Teria sido possível coordenar esforços comuns de contra-insurgência? É certo que Índia, China, Rússia e Paquistão costumam ter interesses divergentes. Uma diplomacia criativa poderia ter buscado medidas comuns para conter o terrorismo no Afeganistão. Essa estratégia é a forma como a Grã-Bretanha abordou por um século questões territoriais na Índia e em todo o Oriente Médio, sem bases permanentes, mas com prontidão permanente para defender seus interesses junto com apoiadores regionais ad hoc. Mas essa alternativa nunca foi explorada. Tendo feito campanha contra a guerra, os presidentes Donald Trump e Joe Biden promoveram negociações de paz com o Talibã, que nos comprometemos e induzimos aliados a ajudar a esmagar 20 anos atrás. Isso culminou com uma retirada incondicional dos Estados Unidos por parte do governo Biden.

Descrever a evolução não afasta a insensibilidade e, sobretudo, a pressa da decisão de desistência. Os EUA não podem se furtar de serem um elemento-chave da ordem internacional devido a suas capacidades e valores históricos. Não podem evitá-lo retirando-se. Como combater, conter e superar um terrorismo aprimorado e apoiado por países com uma tecnologia cada vez mais sofisticada continuará sendo um desafio global. Deve ser combatido pelos interesses estratégicos nacionais junto com qualquer estrutura internacional que possamos criar por meio de uma diplomacia adequada.

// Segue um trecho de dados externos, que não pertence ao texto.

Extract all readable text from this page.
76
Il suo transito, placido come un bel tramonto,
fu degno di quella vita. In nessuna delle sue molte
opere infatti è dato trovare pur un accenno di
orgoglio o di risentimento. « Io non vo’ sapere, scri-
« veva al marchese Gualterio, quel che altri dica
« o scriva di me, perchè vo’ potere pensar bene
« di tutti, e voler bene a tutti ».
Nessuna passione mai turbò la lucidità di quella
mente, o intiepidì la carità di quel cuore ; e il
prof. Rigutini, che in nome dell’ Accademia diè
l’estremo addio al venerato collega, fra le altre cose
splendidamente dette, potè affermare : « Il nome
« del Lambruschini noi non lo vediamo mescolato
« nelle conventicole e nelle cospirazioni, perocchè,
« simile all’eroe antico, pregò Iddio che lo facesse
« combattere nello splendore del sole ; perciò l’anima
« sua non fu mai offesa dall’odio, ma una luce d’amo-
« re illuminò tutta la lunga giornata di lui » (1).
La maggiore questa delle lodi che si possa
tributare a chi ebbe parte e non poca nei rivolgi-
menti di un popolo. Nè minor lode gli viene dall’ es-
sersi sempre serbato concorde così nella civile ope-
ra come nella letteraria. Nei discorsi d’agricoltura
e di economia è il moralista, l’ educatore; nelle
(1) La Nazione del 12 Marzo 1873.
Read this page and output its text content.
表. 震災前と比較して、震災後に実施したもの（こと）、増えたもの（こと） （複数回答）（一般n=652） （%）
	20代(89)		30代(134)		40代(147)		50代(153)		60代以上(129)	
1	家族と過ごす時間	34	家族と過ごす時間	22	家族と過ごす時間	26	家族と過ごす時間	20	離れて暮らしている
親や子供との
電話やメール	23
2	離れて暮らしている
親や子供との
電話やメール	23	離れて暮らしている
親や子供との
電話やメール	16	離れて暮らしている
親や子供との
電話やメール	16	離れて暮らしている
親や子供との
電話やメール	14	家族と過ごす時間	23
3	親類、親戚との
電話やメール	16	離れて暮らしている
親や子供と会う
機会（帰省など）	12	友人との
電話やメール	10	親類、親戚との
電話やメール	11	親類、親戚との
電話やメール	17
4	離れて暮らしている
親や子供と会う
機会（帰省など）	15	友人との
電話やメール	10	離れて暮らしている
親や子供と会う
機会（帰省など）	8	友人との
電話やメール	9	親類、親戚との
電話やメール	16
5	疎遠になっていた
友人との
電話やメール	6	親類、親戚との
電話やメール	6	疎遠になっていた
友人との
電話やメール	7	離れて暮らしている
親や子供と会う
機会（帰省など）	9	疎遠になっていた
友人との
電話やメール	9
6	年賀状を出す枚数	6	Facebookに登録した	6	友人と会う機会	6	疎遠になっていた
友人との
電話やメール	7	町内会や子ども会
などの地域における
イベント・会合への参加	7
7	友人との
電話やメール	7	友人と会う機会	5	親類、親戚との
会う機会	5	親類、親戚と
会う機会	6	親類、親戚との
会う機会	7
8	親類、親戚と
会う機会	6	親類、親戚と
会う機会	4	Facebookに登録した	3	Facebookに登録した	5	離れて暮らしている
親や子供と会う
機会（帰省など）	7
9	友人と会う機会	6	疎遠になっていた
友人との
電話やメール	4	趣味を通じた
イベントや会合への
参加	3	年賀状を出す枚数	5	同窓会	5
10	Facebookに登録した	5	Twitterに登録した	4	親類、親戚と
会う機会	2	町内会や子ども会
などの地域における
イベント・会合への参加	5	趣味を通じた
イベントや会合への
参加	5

Temos de reconhecer que nenhum dramático movimento estratégico está disponível no futuro imediato para compensar esse revés auto-infligido, como assumir novos compromissos formais em outras regiões. A precipitação americana aumentaria o desapontamento entre os aliados, encorajaria os adversários e semearia confusão entre os observadores. O governo Biden ainda está em seus estágios iniciais. Deve ter a oportunidade de desenvolver e sustentar uma estratégia abrangente compatível com as necessidades nacionais e internacionais. As democracias evoluem em um conflito de facções. Elas alcançam grandeza com suas reconciliações.